Difference between embedded chain and continuous-time Markov chain I am using the book Understanding Markov Chain by Nicolas Privault I start having some confusions when it comes to Continuous-Time Markov Chain.
As far as I understand, continuous-time Markov chain is quite similar to discrete-time Markov Chain, except some new formulas to find the stationary distribution by using the infinitesimal Matrix $Q$:$$\pi Q = 0$$
Continuous-Time Markov Chain

Embedded Chain (by considering only the jumps)

A Concrete example
Now, consider a birth and death process $X(t)$ with birth rates $\lambda_n = \lambda$ and death rates $\mu_n = n\mu$. Let $X_n$ be the embedded chain, prove that it has a stationary distribution
$$\pi_n=\frac{1}{2(n!)}(1+\frac{n}{\rho})\rho^ne^{-\rho}$$ where $\rho=\frac{\lambda}{\mu}$
My Insight
By writing out the infinitesimal Matrix and solve for $\hat{\pi} Q = 0$, we get a well known recursive relation for birth and death process.

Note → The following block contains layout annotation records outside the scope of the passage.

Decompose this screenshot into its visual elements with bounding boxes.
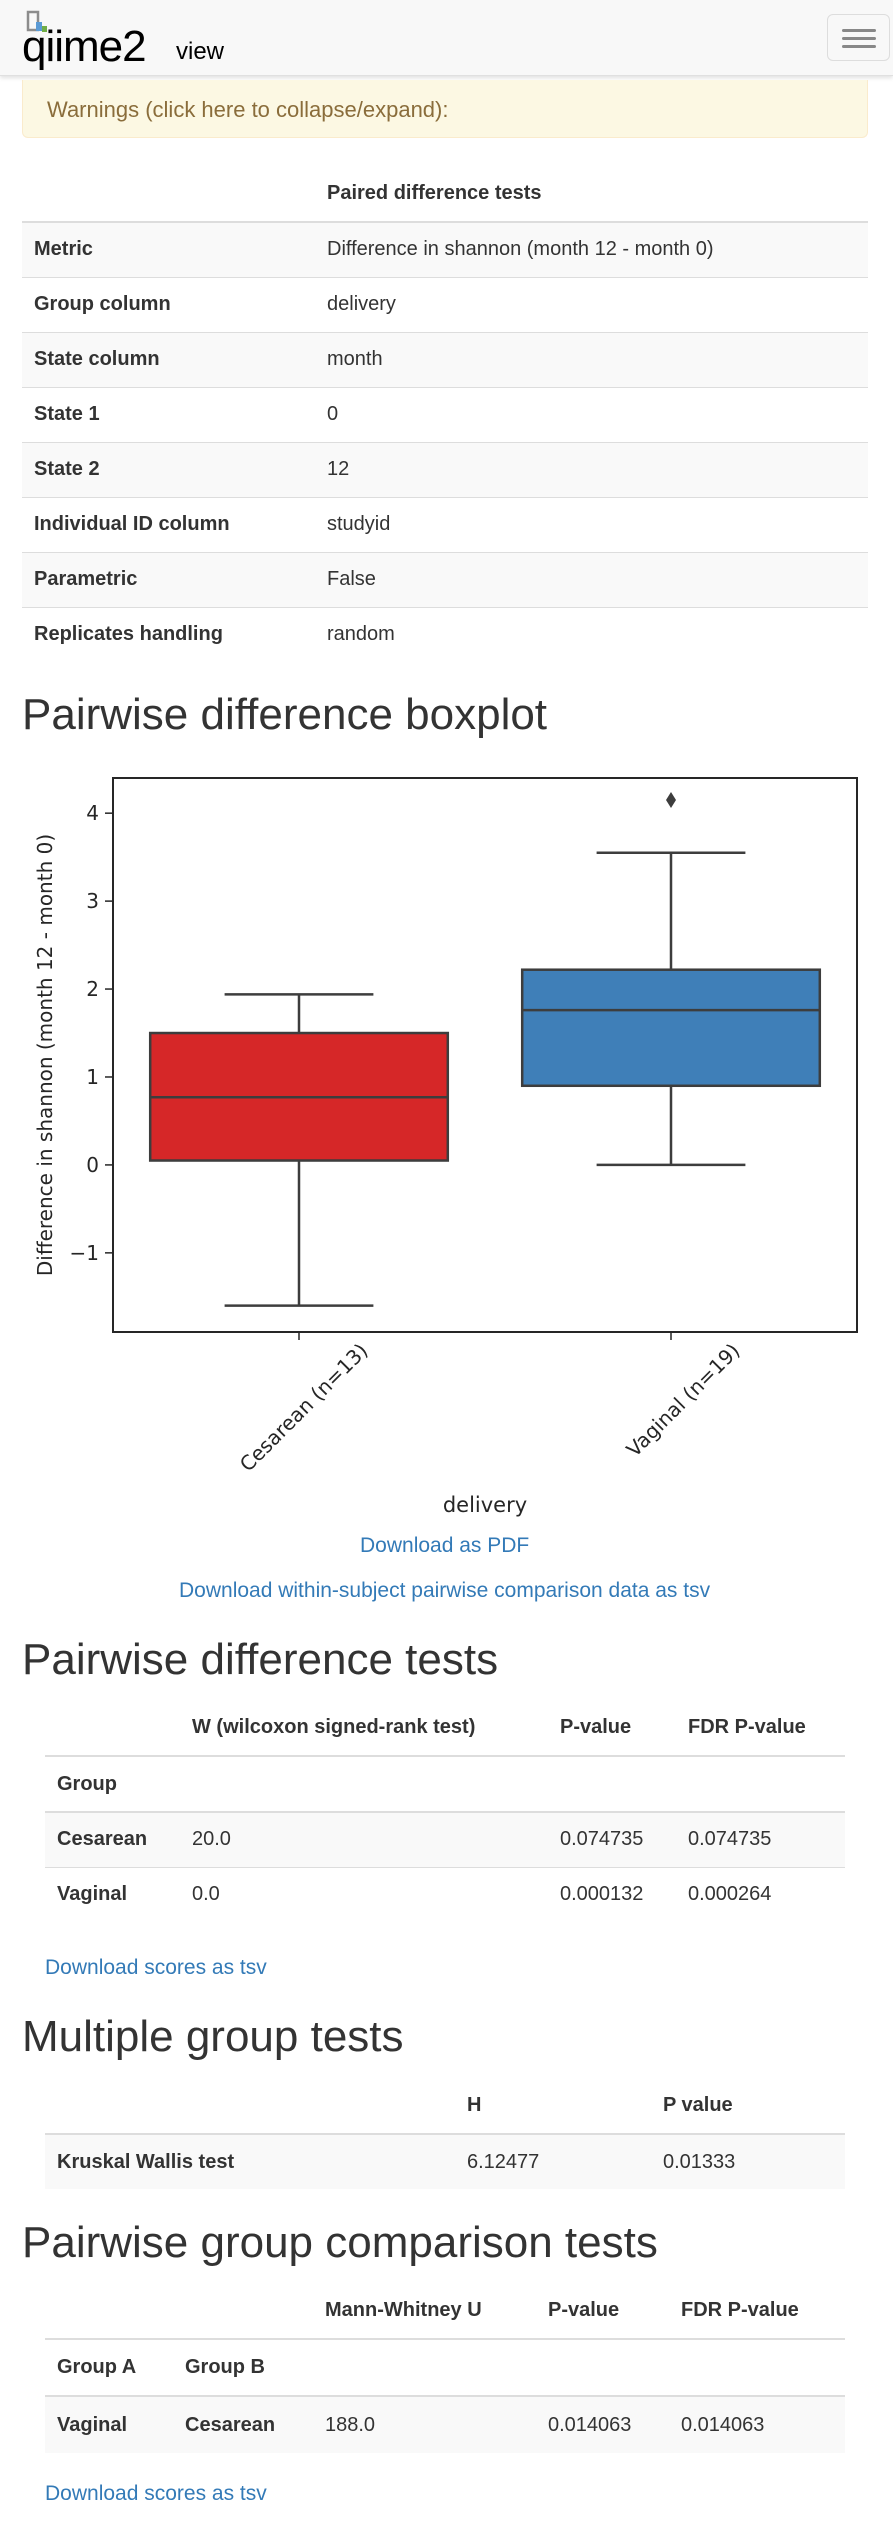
col-p: P value [651,2077,845,2135]
col-pvalue: P-value [548,2298,620,2321]
pairwise-difference-table: W (wilcoxon signed-rank test) P-value FD… [45,1700,845,1922]
boxplot-figure: −1 0 1 2 3 4 Difference in shannon (month 12 -… [22,760,868,1540]
multiple-group-table: H P value Kruskal Wallis test 6.12477 0.… [45,2077,845,2189]
table-row: Vaginal Cesarean 188.0 0.014063 0.014063 [45,2396,845,2453]
pairwise-difference-title: Pairwise difference tests [22,1635,499,1684]
pairwise-group-table: Mann-Whitney U P-value FDR P-value Group… [45,2282,845,2453]
y-tick-label: 2 [86,977,99,1001]
logo-view-label: view [176,38,225,65]
y-tick-label: 4 [86,801,99,825]
table-row: State 2 12 [22,441,868,497]
download-group-scores-link[interactable]: Download scores as tsv [45,2482,267,2505]
pairwise-group-title: Pairwise group comparison tests [22,2218,658,2267]
boxplot-title: Pairwise difference boxplot [22,690,548,739]
params-header: Paired difference tests [315,165,868,223]
table-row: Cesarean 20.0 0.074735 0.074735 [45,1811,845,1867]
table-row: Parametric False [22,551,868,607]
table-row: Replicates handling random [22,606,868,662]
hamburger-menu-button[interactable] [827,14,890,61]
y-tick-label: −1 [70,1241,99,1265]
index-group: Group [45,1755,180,1813]
parameters-table: Paired difference tests Metric Difference… [22,165,868,662]
x-tick-label: Vaginal (n=19) [622,1339,745,1462]
table-row: Kruskal Wallis test 6.12477 0.01333 [45,2134,845,2189]
col-fdr: FDR P-value [681,2298,799,2321]
boxplot-svg: −1 0 1 2 3 4 Difference in shannon (month 12 -… [33,777,858,1517]
y-tick-label: 3 [86,889,99,913]
index-group-b: Group B [173,2338,313,2397]
col-h: H [455,2077,651,2135]
col-mwu: Mann-Whitney U [325,2298,482,2321]
logo-wordmark: qiime2 [22,22,147,71]
col-pvalue: P-value [560,1716,632,1738]
col-fdr: FDR P-value [688,1716,806,1738]
download-pdf-link[interactable]: Download as PDF [360,1534,530,1557]
qiime2-logo[interactable]: qiime2 view [22,8,225,71]
logo-mark-icon [26,10,47,32]
table-row: Individual ID column studyid [22,496,868,552]
hamburger-menu-icon [842,29,876,32]
table-row: State column month [22,331,868,387]
navbar: qiime2 view [0,0,893,76]
box [520,968,822,1088]
table-row: Vaginal 0.0 0.000132 0.000264 [45,1866,845,1922]
download-pairwise-data-link[interactable]: Download within-subject pairwise compari… [179,1579,711,1602]
index-group-a: Group A [45,2338,173,2397]
x-axis-label: delivery [443,1493,527,1517]
x-tick-label: Cesarean (n=13) [235,1339,373,1477]
y-axis-label: Difference in shannon (month 12 - month … [33,834,57,1276]
outlier-point [666,791,676,808]
download-scores-link[interactable]: Download scores as tsv [45,1956,267,1979]
y-tick-label: 0 [86,1153,99,1177]
warnings-toggle[interactable]: Warnings (click here to collapse/expand)… [22,80,868,138]
plot-frame [112,777,858,1333]
y-tick-label: 1 [86,1065,99,1089]
table-row: Metric Difference in shannon (month 12 - … [22,221,868,277]
col-w: W (wilcoxon signed-rank test) [192,1716,476,1738]
table-row: Group column delivery [22,276,868,332]
multiple-group-title: Multiple group tests [22,2012,404,2061]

$$\hat{\pi}_n = \frac{\lambda^{n}}{\mu^{n}n!}\hat{\pi}_0$$ 
Since a stationary distribution sums up to 1, we need to normalize $\hat{\pi}_n$ in order to get the real $\pi_n$. So we have:
$$\pi_n = \frac{\hat{\pi}_n}{\sum_{i=0}^{\infty}\hat{\pi}_i}$$
Since $\hat{\pi}_0$ appears on both numerator and denominator, we can cancel them out. Also notice that the denominator is actually the Talyor expansion for $e^{\rho}$. Therefore, I got
$$\pi_n=\frac{\rho^n}{e^{\rho}(n!)}$$.
Which is quite similar to the target that we want. But the problem is where are the missing terms? How do we get them back?

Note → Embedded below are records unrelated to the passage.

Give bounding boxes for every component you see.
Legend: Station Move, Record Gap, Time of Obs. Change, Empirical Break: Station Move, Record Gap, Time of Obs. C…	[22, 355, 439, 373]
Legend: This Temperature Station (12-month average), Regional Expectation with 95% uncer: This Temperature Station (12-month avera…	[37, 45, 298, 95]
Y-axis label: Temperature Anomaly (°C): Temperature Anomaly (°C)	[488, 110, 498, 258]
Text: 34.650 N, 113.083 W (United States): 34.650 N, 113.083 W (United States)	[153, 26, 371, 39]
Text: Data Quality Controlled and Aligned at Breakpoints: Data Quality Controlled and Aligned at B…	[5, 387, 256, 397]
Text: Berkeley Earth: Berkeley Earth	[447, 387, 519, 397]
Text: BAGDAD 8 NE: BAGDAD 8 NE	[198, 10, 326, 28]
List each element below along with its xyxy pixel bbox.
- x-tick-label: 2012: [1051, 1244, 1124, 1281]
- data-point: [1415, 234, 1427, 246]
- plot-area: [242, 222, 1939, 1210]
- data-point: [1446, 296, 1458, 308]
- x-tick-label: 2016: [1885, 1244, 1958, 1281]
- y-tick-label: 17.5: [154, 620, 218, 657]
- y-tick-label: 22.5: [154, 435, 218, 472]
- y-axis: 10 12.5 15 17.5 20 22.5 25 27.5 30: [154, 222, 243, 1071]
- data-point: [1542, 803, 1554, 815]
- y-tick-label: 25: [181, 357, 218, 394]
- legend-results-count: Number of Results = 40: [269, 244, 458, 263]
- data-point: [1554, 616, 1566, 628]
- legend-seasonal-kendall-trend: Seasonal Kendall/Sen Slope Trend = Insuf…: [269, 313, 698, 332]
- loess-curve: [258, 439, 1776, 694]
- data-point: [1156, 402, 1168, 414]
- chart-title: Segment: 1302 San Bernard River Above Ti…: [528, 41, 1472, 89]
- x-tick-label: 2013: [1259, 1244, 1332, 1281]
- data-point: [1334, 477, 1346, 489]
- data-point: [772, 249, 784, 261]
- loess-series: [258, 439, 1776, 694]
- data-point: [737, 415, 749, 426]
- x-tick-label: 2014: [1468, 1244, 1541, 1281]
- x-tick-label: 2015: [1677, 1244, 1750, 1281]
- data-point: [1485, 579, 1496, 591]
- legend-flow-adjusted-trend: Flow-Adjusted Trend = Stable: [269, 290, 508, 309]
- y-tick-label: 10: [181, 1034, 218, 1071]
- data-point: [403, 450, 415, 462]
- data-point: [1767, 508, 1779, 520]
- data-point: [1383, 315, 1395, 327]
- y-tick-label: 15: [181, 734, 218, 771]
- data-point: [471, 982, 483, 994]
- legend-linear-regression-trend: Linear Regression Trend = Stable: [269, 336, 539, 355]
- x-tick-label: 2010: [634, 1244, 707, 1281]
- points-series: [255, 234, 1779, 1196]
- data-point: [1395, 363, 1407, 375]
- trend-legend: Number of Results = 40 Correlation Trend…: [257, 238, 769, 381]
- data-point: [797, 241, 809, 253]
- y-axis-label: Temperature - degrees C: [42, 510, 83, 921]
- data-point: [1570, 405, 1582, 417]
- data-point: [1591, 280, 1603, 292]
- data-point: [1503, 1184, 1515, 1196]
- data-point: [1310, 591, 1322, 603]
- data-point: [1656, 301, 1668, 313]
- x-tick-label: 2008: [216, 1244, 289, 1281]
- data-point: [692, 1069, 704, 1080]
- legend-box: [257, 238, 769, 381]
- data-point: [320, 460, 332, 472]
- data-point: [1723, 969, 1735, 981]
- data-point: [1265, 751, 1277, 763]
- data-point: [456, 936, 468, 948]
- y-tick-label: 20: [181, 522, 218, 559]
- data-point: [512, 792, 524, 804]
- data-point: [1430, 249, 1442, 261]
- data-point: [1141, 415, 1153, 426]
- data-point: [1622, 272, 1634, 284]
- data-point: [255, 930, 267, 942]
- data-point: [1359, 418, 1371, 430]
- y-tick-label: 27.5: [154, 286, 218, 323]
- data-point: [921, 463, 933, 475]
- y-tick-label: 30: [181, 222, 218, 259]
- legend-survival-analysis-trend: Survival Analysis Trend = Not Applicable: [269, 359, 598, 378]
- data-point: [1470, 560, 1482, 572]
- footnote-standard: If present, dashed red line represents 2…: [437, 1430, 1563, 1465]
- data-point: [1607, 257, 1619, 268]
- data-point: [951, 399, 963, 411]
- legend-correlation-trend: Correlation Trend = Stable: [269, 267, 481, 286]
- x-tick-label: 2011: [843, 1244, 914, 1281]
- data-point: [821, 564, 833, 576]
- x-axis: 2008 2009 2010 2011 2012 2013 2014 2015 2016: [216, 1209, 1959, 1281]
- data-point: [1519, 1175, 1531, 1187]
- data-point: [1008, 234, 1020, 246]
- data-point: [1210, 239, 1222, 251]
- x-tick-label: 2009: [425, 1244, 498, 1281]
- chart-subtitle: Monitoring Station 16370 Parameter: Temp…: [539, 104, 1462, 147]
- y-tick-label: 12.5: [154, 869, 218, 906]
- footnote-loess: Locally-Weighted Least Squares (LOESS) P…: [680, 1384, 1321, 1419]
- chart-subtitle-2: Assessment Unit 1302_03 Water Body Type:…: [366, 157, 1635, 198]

 A: First we compute the stationary distribution of $X(t)$. We have the balance equations
\begin{align}
\lambda\pi_0 &= \mu\pi_1\\
&\;\;\vdots\\
\lambda\pi_n &= n\mu\pi_{n+1},\quad n\geqslant 1
\end{align}
from which we have the recurrence $\pi_n = \left(\frac\lambda\mu\right)^n\frac1{n!}\pi_0$. From $\sum_{n=0}^\infty \pi_n = 1$ we have
$$1 = \pi_0\sum_{n=0}^\infty\left(\frac\lambda\mu\right)^n\frac1{n!},
$$
hence $\pi_0=e^-\frac\lambda\mu$ and $$\pi_n = \exp{\left(-\frac\lambda\mu\right)}\left(\frac\lambda\mu\right)^n\frac1{n!}.$$
Now consider the embedded chain $X_n$. We have transition probabilities
$$
\mathbb P(X_{n+1}=j\mid X_n=i) = \begin{cases}
1,& i=0,j=1\\
\frac\lambda{\lambda+(n-1)\mu},&i>0,j=i+1\\
\frac{n\mu}{\lambda+ n\mu},& i>0,j=i-1
\end{cases}
$$
Derive the balance equations and find a recurrence for $\pi_n$ in terms of $\pi_0$, then solve for $\pi_0$ to determine $\pi_n$.

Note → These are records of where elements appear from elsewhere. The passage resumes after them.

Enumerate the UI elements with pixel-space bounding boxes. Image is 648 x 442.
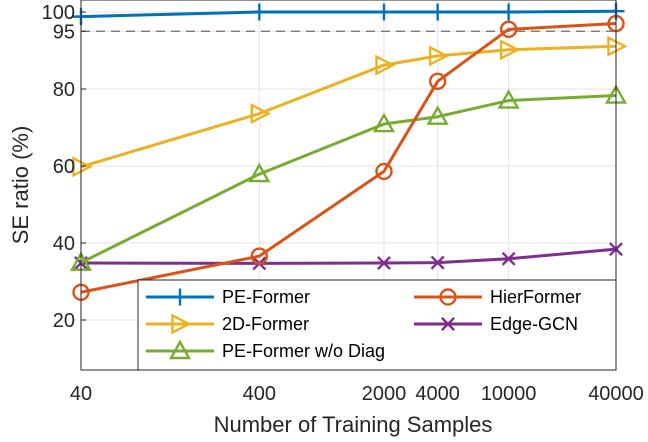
- data-point-hierformer-4000: [428, 72, 447, 91]
- y-axis-label: SE ratio (%): [8, 126, 33, 245]
- data-point-2d-former-2000: [375, 54, 396, 76]
- data-point-2d-former-40000: [607, 35, 628, 57]
- series-layer: [69, 2, 628, 301]
- legend-label-pe-former-w-o-diag: PE-Former w/o Diag: [222, 341, 385, 361]
- data-point-pe-former-w-o-diag-10000: [497, 89, 520, 109]
- legend: PE-Former HierFormer 2D-Former Edge-GCN PE-F…: [137, 279, 617, 371]
- data-point-hierformer-10000: [499, 20, 518, 39]
- data-point-2d-former-4000: [428, 45, 450, 67]
- legend-box: [137, 279, 617, 371]
- data-point-pe-former-4000: [429, 3, 447, 21]
- data-point-hierformer-400: [250, 247, 269, 265]
- x-tick-labels: 40 400 2000 4000 10000 40000: [70, 365, 644, 405]
- y-tick-label-80: 80: [53, 79, 75, 101]
- series-pe-former: [72, 2, 625, 26]
- data-point-hierformer-2000: [375, 162, 393, 181]
- legend-marker-hierformer: [439, 288, 457, 306]
- series-pe-former-w-o-diag: [69, 84, 628, 271]
- y-tick-label-40: 40: [53, 233, 75, 255]
- data-point-2d-former-400: [250, 103, 271, 125]
- data-point-pe-former-400: [250, 3, 268, 21]
- legend-label-hierformer: HierFormer: [490, 287, 581, 307]
- legend-entry-2d-former: 2D-Former: [146, 313, 309, 335]
- legend-entry-hierformer: HierFormer: [414, 287, 581, 307]
- legend-marker-edge-gcn: [441, 317, 455, 331]
- series-line-2d-former: [80, 44, 617, 169]
- data-point-edge-gcn-4000: [430, 255, 445, 270]
- legend-label-pe-former: PE-Former: [222, 287, 310, 307]
- series-line-pe-former: [80, 9, 617, 19]
- y-tick-label-20: 20: [53, 310, 75, 332]
- data-point-2d-former-10000: [499, 39, 521, 61]
- series-2d-former: [72, 35, 628, 178]
- legend-entry-pe-former-w-o-diag: PE-Former w/o Diag: [146, 339, 385, 361]
- data-point-2d-former-40: [72, 156, 93, 178]
- data-point-pe-former-w-o-diag-2000: [372, 112, 396, 133]
- legend-label-2d-former: 2D-Former: [222, 314, 309, 334]
- data-point-pe-former-w-o-diag-4000: [426, 105, 449, 125]
- series-line-pe-former-w-o-diag: [80, 94, 617, 264]
- x-tick-label-400: 400: [243, 383, 276, 405]
- series-line-hierformer: [80, 22, 617, 294]
- y-tick-label-60: 60: [53, 156, 75, 178]
- x-tick-label-40000: 40000: [588, 383, 644, 405]
- y-tick-label-95: 95: [53, 21, 75, 43]
- data-point-edge-gcn-2000: [377, 256, 391, 270]
- data-point-pe-former-2000: [375, 3, 393, 21]
- x-axis-label: Number of Training Samples: [214, 412, 493, 437]
- data-point-edge-gcn-10000: [501, 251, 516, 266]
- data-point-pe-former-w-o-diag-400: [248, 162, 271, 183]
- legend-marker-2d-former: [171, 313, 192, 335]
- x-tick-label-2000: 2000: [362, 383, 407, 405]
- x-tick-label-10000: 10000: [481, 383, 537, 405]
- x-tick-label-4000: 4000: [415, 383, 460, 405]
- legend-entry-edge-gcn: Edge-GCN: [414, 314, 578, 334]
- y-tick-label-100: 100: [42, 2, 75, 24]
- legend-label-edge-gcn: Edge-GCN: [490, 314, 578, 334]
- legend-marker-pe-former: [171, 288, 189, 306]
- x-tick-label-40: 40: [70, 383, 92, 405]
- data-point-pe-former-10000: [500, 3, 518, 21]
- legend-marker-pe-former-w-o-diag: [168, 339, 192, 360]
- legend-entry-pe-former: PE-Former: [146, 287, 310, 307]
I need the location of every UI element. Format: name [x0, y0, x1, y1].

A: In order to find the stationary distribution of the embedded chain one can use the discrete-time transition matrix P of the embedded chain, see for example page 251 of the book you mentioned.
The nth row of this discrete-time transition matrix P reads 
$\cdots$ 0 $\frac{n}{n+\rho}$ 0 $\frac{\rho}{\rho+n}$ 0 $\cdots$
One can then check that the proposed solution solves the stationarity equation $\pi = \pi P$ for the discrete-time embedded chain. 
Note that the equation $\pi Q=0$ is not satisfied here.